Le 31 juillet 1971, les concurrents du Raid Citroën 2 CV Paris Persépolis Paris quittent les halles de Rungis pour l’autoroute A6, direction le tunnel du Mont-Blanc en Haute-Savoie. Le tout sous les yeux de vacanciers surpris par ce cortège de voitures à la décoration parfois farfelue. Le périple se déroule normalement jusqu’en Turquie, où les véhicules sont régulièrement la cible de galopins, dont le jeu préféré est de jeter des pierres sur les phares et les pare-brise.
Mécanique au Top pour le raid Citroen 2 CV Paris Persepolis Paris
Côté mécanique, tout se passe heureusement pour le mieux. Le témoignage de ce concurrent restitué bien plus tard par la depeche.fr est plus qu’éloquent sur la fiabilité de la fameuse « Deudeuche » : « Ce périple a duré trente et un jours, et nous n’avons pas eu une seule panne, sinon une crevaison, sur une route asphaltée à dix kilomètres de Téhéran ! ». Le 30 août, quatre cent dix 2 CV Dyane et Méhari sont de retour dans les temps à Rungis. Fort de cette réussite, et pour prolonger l’esprit de ce type de raid, Jacques Wolgensinger envisage une nouvelle forme de compétition pour Citroen.
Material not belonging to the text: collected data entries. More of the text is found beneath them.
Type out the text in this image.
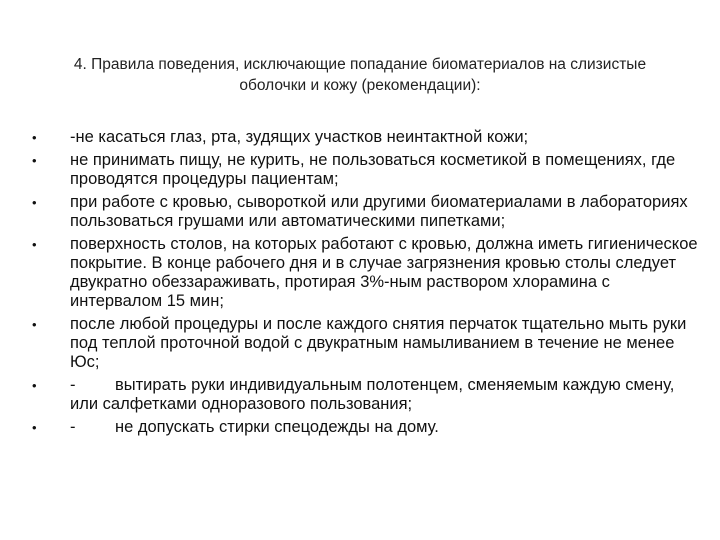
4. Правила поведения, исключающие попадание биоматериалов на слизистые
оболочки и кожу (рекомендации):
• -не касаться глаз, рта, зудящих участков неинтактной кожи;
• не принимать пищу, не курить, не пользоваться косметикой в помещениях, где проводятся процедуры пациентам;
• при работе с кровью, сывороткой или другими биоматериалами в лабораториях пользоваться грушами или автоматическими пипетками;
• поверхность столов, на которых работают с кровью, должна иметь гигиеническое покрытие. В конце рабочего дня и в случае загрязнения кровью столы следует двукратно обеззараживать, протирая 3%-ным раствором хлорамина с интервалом 15 мин;
• после любой процедуры и после каждого снятия перчаток тщательно мыть руки под теплой проточной водой с двукратным намыливанием в течение не менее Юс;
• - вытирать руки индивидуальным полотенцем, сменяемым каждую смену, или салфетками одноразового пользования;
• - не допускать стирки спецодежды на дому.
Un an plus tard, le premier 2 CV Cross voit ainsi le jour à Argenton-sur-Creuse.
Les caractéristiques du Raid Citroen 2 CV Paris Persepolis Paris
Départ : Paris (Halles de Rungis) Arrivée : Persépolis, et retour à Paris (Halles de Rungis) Villes traversées : Milan, Split, Istanbul, Ankara, Hamadan. Distance 13 500 km Durée : 31 juillet au 30 août 1971
Quelques coups de pompe pour les concurrents et leurs voitures, mais rien de grave à signaler sur ce périple de près de 1 3 500 kilomètres.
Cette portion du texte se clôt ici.